Course Abstract

Training duration : 90 minutes

Datasets are almost never complete and this can introduce various biases to your analysis. Due to these biases, your supervised machine learning model can produce incorrect predictions. The goal of this post is to give you an idea of why some of the most common approaches for dealing with missing values often introduce some type of bias.

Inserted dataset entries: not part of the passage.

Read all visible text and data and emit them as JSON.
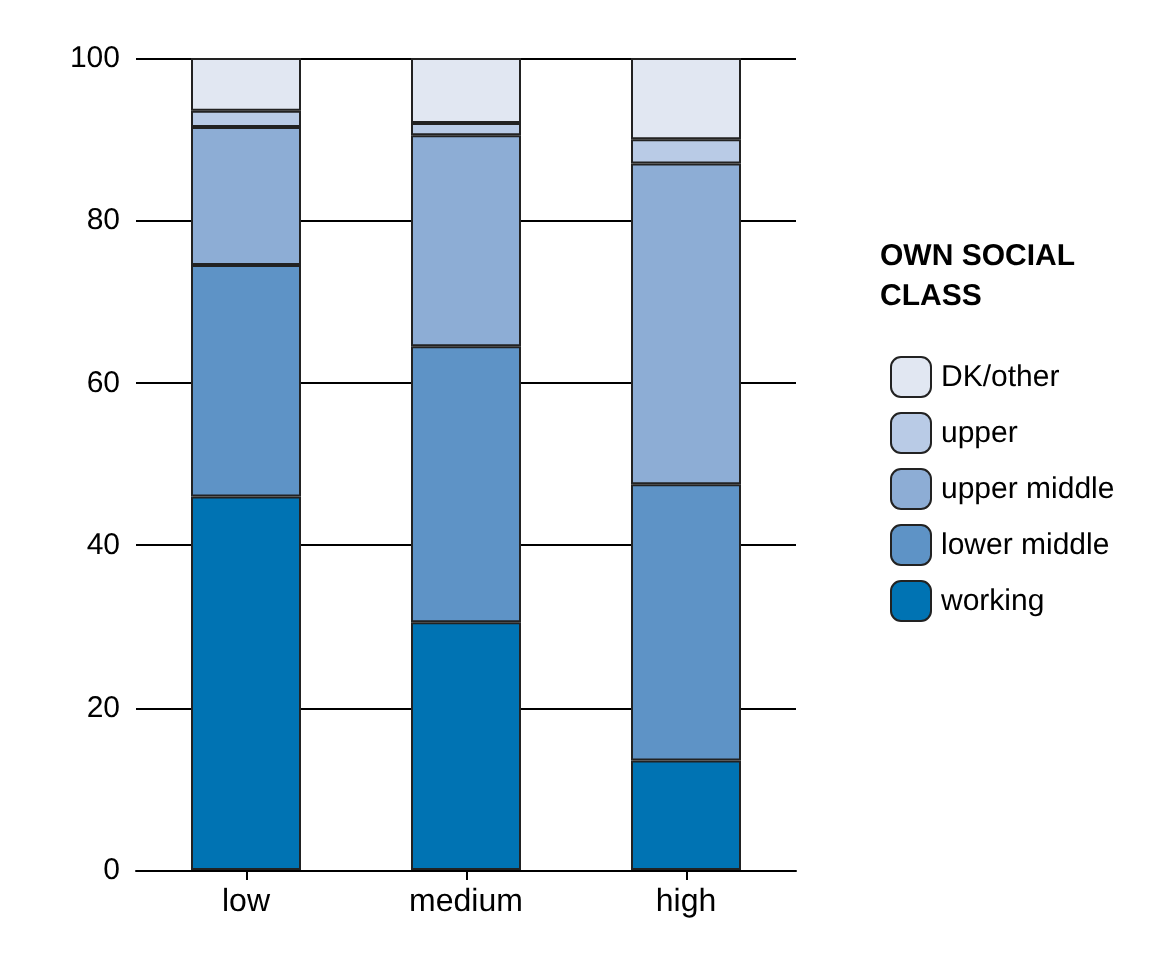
{
  "chart_data": {
    "type": "bar",
    "stacked": true,
    "legend_title": "OWN SOCIAL CLASS",
    "categories": [
      "low",
      "medium",
      "high"
    ],
    "series": [
      {
        "name": "working",
        "color": "#0073b3",
        "values": [
          46,
          30.5,
          13.5
        ]
      },
      {
        "name": "lower middle",
        "color": "#5e93c6",
        "values": [
          28.5,
          34,
          34
        ]
      },
      {
        "name": "upper middle",
        "color": "#8dadd5",
        "values": [
          17,
          26,
          39.5
        ]
      },
      {
        "name": "upper",
        "color": "#b9cbe6",
        "values": [
          2,
          1.5,
          3
        ]
      },
      {
        "name": "DK/other",
        "color": "#e1e7f2",
        "values": [
          6.5,
          8,
          10
        ]
      }
    ],
    "ylim": [
      0,
      100
    ],
    "yticks": [
      0,
      20,
      40,
      60,
      80,
      100
    ],
    "grid": "y",
    "legend": "right"
  }
}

I will describe the methods and techniques that can help you to arrive at an unbiased conclusion in the face of missing data.

DIFFICULTY LEVEL: INTERMEDIATE

Learning Objectives

  • Describe the three main types of missingness patterns

  • Evaluate simple approaches for handling missing values

  • Apply XGBoost to a dataset with missing values

  • Apply multivariate imputation

  • Apply the reduced-features model (also called the pattern submodel approach)

  • Decide which approach is best for your dataset

Instructor

Instructor Bio:

Andras Zsom is a Lead Data Scientist in the Center for Computation and Visualization group at Brown University, Providence, RI. He works with high-level academic administrators to tackle predictive modeling problems, he collaborates with faculty members on data-intensive research projects, and he was the instructor of a data science course offered to the data science master students at Brown.

Andras Zsom, PhD

Lead Data Scientist and Adjunct Lecturer in Data Science | Brown University, Center for Computation and Visualization

Course Outline

Module 1: Missing data patterns

- MCAR - Missing Complete At Random 

- MAR - Missing At Random 

- MNAR - Missing Not At Random 

Module 2: Apply the reduced-features model (also called the pattern submodel approach)

 - Reduced-features model (or pattern submodel approach) 

Module 3: How to determine the patterns? 

- A python implementation 

Module 4: Decide which approach is best for your dataset 

- XGB models 

- Imputation 

- Reduced-features

Background knowledge

  • Experience with python and scikit-learn

  • Knowledge of building a machine learning pipeline (e.g., cross validation, hyper-parameter tuning)

Real-world applications

  • Supervised Learning can be used in Customer churn modeling can help identify which of the customers of a business are likely to stop engaging with the business and why.

  • Dynamic pricing for marketing campaigns for any goods or services rely on pricing data. Airlines and ride-share services have successfully implemented dynamic price optimization strategies using supervised learning

  • Tackling missing data scenarios help rectify and enhance modeling capabilities in a variety of business applications including streaming, finance, e-commerce.